The troops are leaving more than eight years after a U.S.-led invasion toppled Iraqi President Saddam Hussein in 2003.
Tehran welcomed the fall of Saddam, a secular Sunni Muslim who took majority Shi’ite Iraq into a bloody 1980-88 war with Iran, but has always criticized U.S. military intervention.
While it has been rebuilding ties with post-Saddam Iraq, Iran’s relations with the United States have worsened. Washington has warned Tehran not to underestimate its large military presence in other nearby countries.
The two nations broke ties after radical students seized the U.S. embassy in Tehran following the 1979 Islamic revolution.
Secretary of State Hillary Clinton’s announcement on Wednesday of plans for a “virtual embassy” to reach out to Iranians was received in Tehran with derision.
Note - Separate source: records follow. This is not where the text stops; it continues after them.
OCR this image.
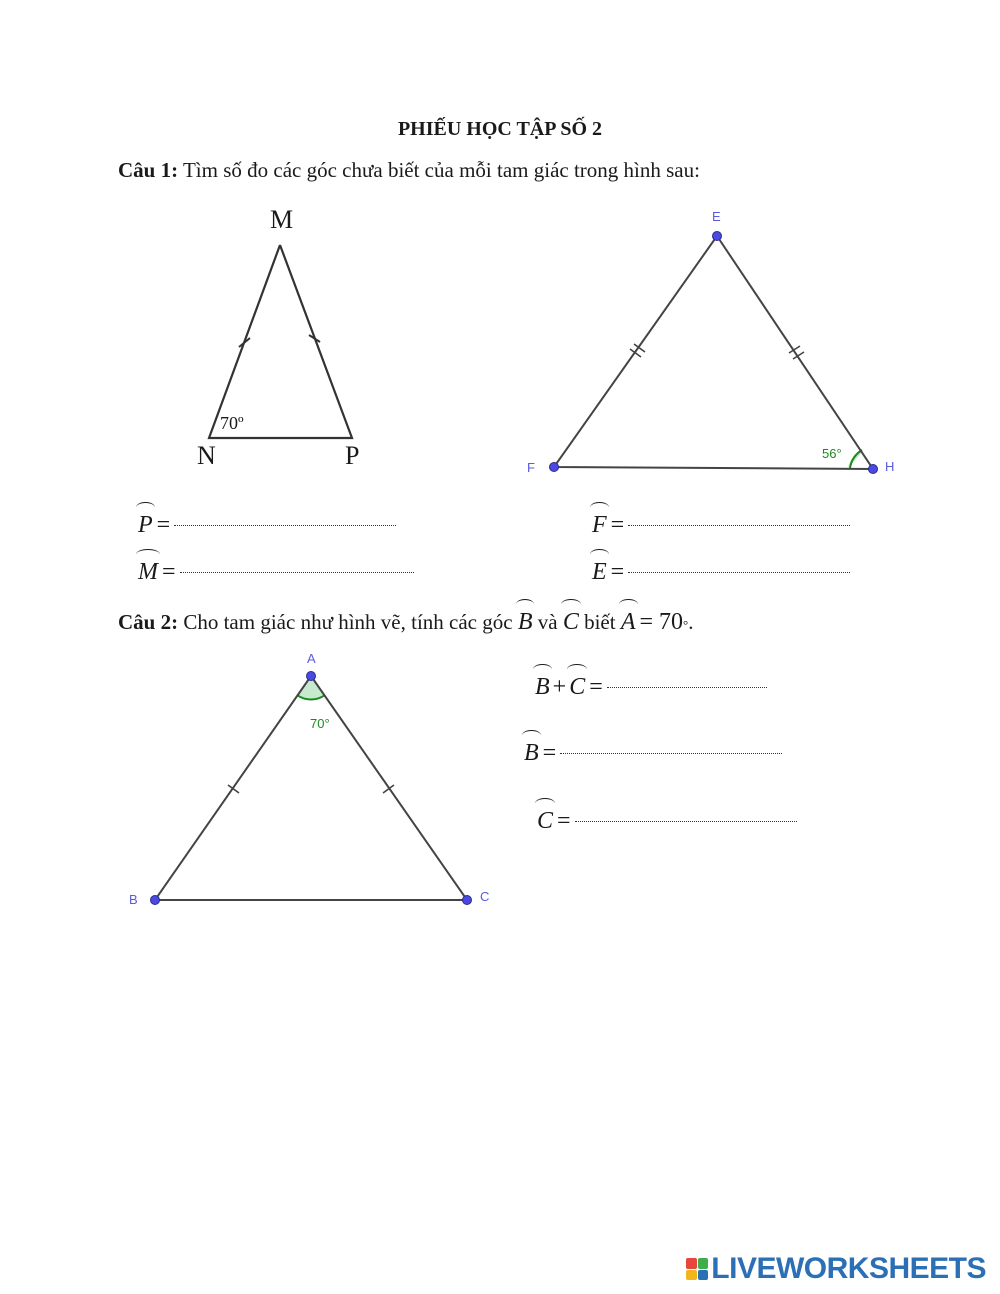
PHIẾU HỌC TẬP SỐ 2
Câu 1: Tìm số đo các góc chưa biết của mỗi tam giác trong hình sau:
M
N	P
70º
E
F	H
56°
P =
M =
F =
E =
Câu 2: Cho tam giác như hình vẽ, tính các góc B và C biết A = 70 ° .
A
B	C
70°
B + C =
B =
C =
LIVEWORKSHEETS
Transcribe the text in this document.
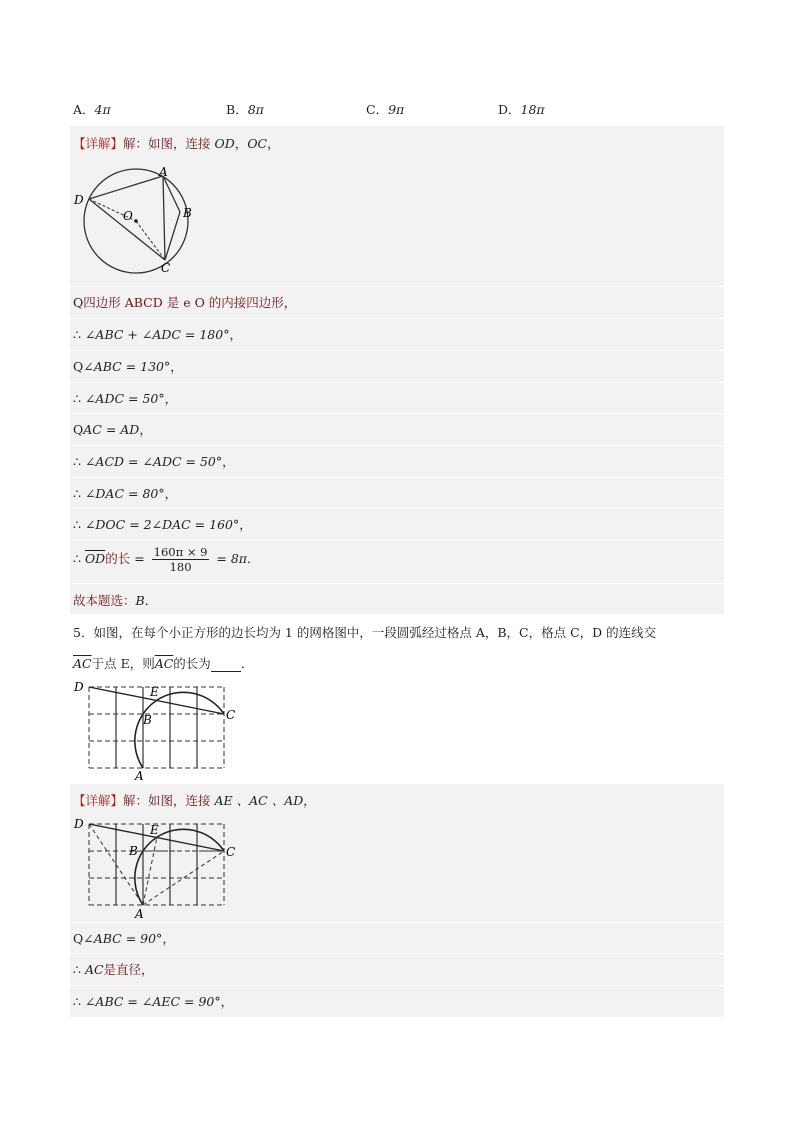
A．4π	B．8π	C．9π	D．18π
【详解】解：如图，连接 OD，OC，
D
A
B
C
O
Q四边形 ABCD 是 e O 的内接四边形，
∴ ∠ABC + ∠ADC = 180°，
Q∠ABC = 130°，
∴ ∠ADC = 50°，
QAC = AD，
∴ ∠ACD = ∠ADC = 50°，
∴ ∠DAC = 80°，
∴ ∠DOC = 2∠DAC = 160°，
∴ $\overline{OD}$的长 = $\frac{160\pi \times 9}{180} = 8\pi$．
故本题选：B．
5．如图，在每个小正方形的边长均为 1 的网格图中，一段圆弧经过格点 A，B，C，格点 C，D 的连线交
$\overline{AC}$于点 E，则$\overline{AC}$的长为 ．
D	E
B	C
A
【详解】解：如图，连接 AE 、AC 、AD，
D	E
B	C
A
Q∠ABC = 90°，
∴ AC是直径，
∴ ∠ABC = ∠AEC = 90°，
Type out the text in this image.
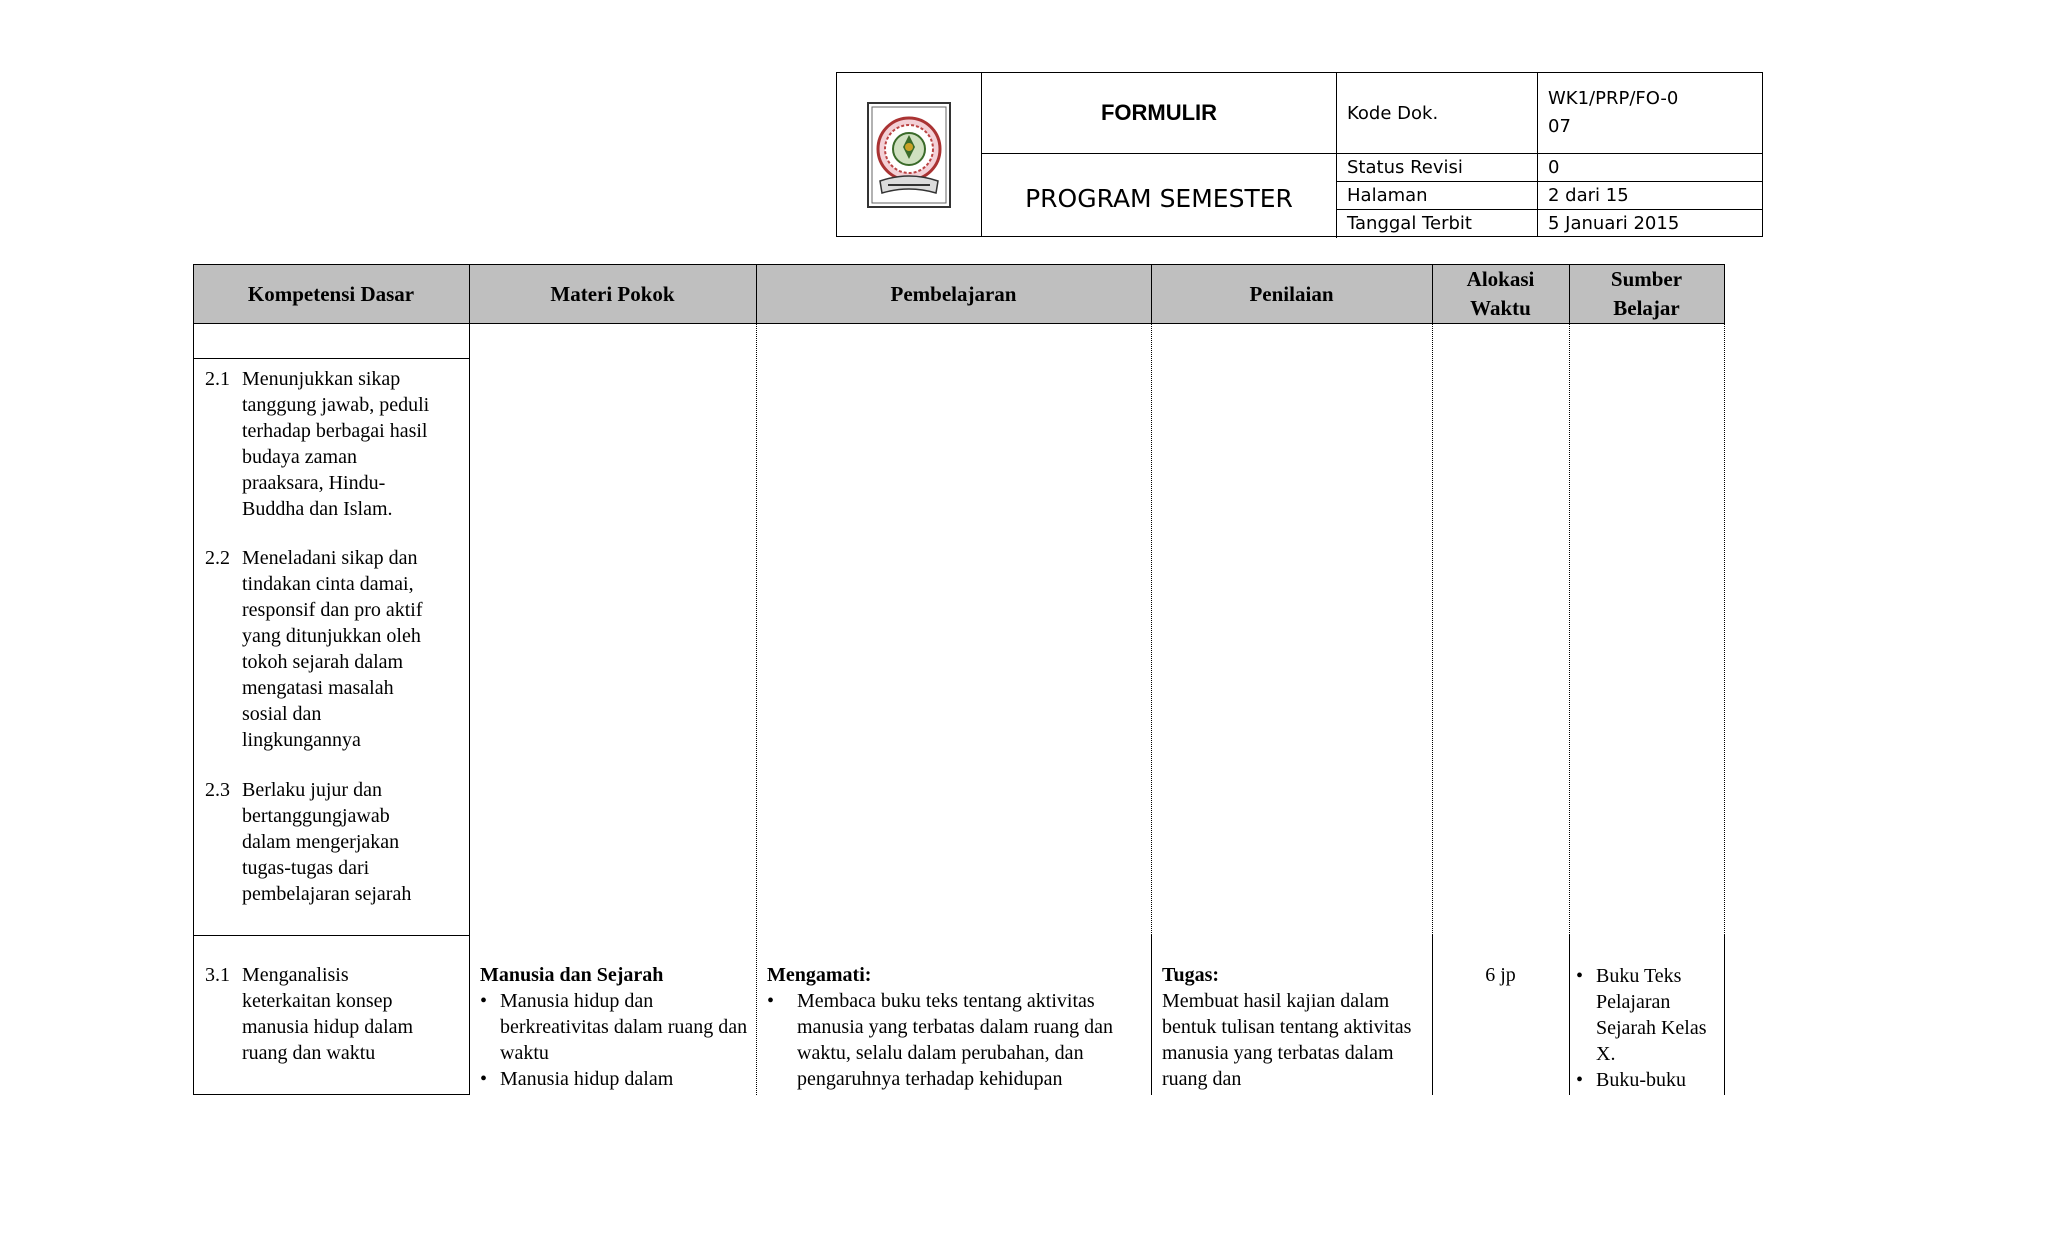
FORMULIR
PROGRAM SEMESTER
Kode Dok.
WK1/PRP/FO-007
Status Revisi	0
Halaman	2 dari 15
Tanggal Terbit	5 Januari 2015
Kompetensi Dasar	Materi Pokok	Pembelajaran	Penilaian
Alokasi Waktu
Sumber Belajar
2.1 Menunjukkan sikap
tanggung jawab, peduli
terhadap berbagai hasil
budaya zaman
praaksara, Hindu-
Buddha dan Islam.
2.2 Meneladani sikap dan
tindakan cinta damai,
responsif dan pro aktif
yang ditunjukkan oleh
tokoh sejarah dalam
mengatasi masalah
sosial dan
lingkungannya
2.3 Berlaku jujur dan
bertanggungjawab
dalam mengerjakan
tugas-tugas dari
pembelajaran sejarah
3.1 Menganalisis
keterkaitan konsep
manusia hidup dalam
ruang dan waktu
Manusia dan Sejarah
• Manusia hidup dan berkreativitas dalam ruang dan waktu
• Manusia hidup dalam
Mengamati:
• Membaca buku teks tentang aktivitas manusia yang terbatas dalam ruang dan waktu, selalu dalam perubahan, dan pengaruhnya terhadap kehidupan
Tugas:
Membuat hasil kajian dalam bentuk tulisan tentang aktivitas manusia yang terbatas dalam ruang dan
6 jp
•	Buku Teks Pelajaran Sejarah Kelas X.
• Buku-buku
“If America wants to open a virtual embassy in Iran, the young officers of soft war will occupy that as well,” Mohammad Reza Kashefi, a member of the Basij student militia, told the semi-official Fars news agency.
“Ms Clinton has confused diplomacy with a toy,” said parliament speaker Ali Larijani.
Clinton said the “virtual embassy” website would be open by the end of the year and it would provide Iranians with information on visas and other programs.
On Saturday, Foreign Minister Ali Akbar Salehi said Iran wanted ties with all countries except Israel, but that U.S. policy made any rapprochement with Washington impossible.
Obama has not ruled out military action if needed to stop Iran getting nuclear weapons, which Tehran denies seeking.
Washington is pressing for new sanctions on Iran after uncovering what it says was an Iranian plot to assassinate the Saudi ambassador in Washington.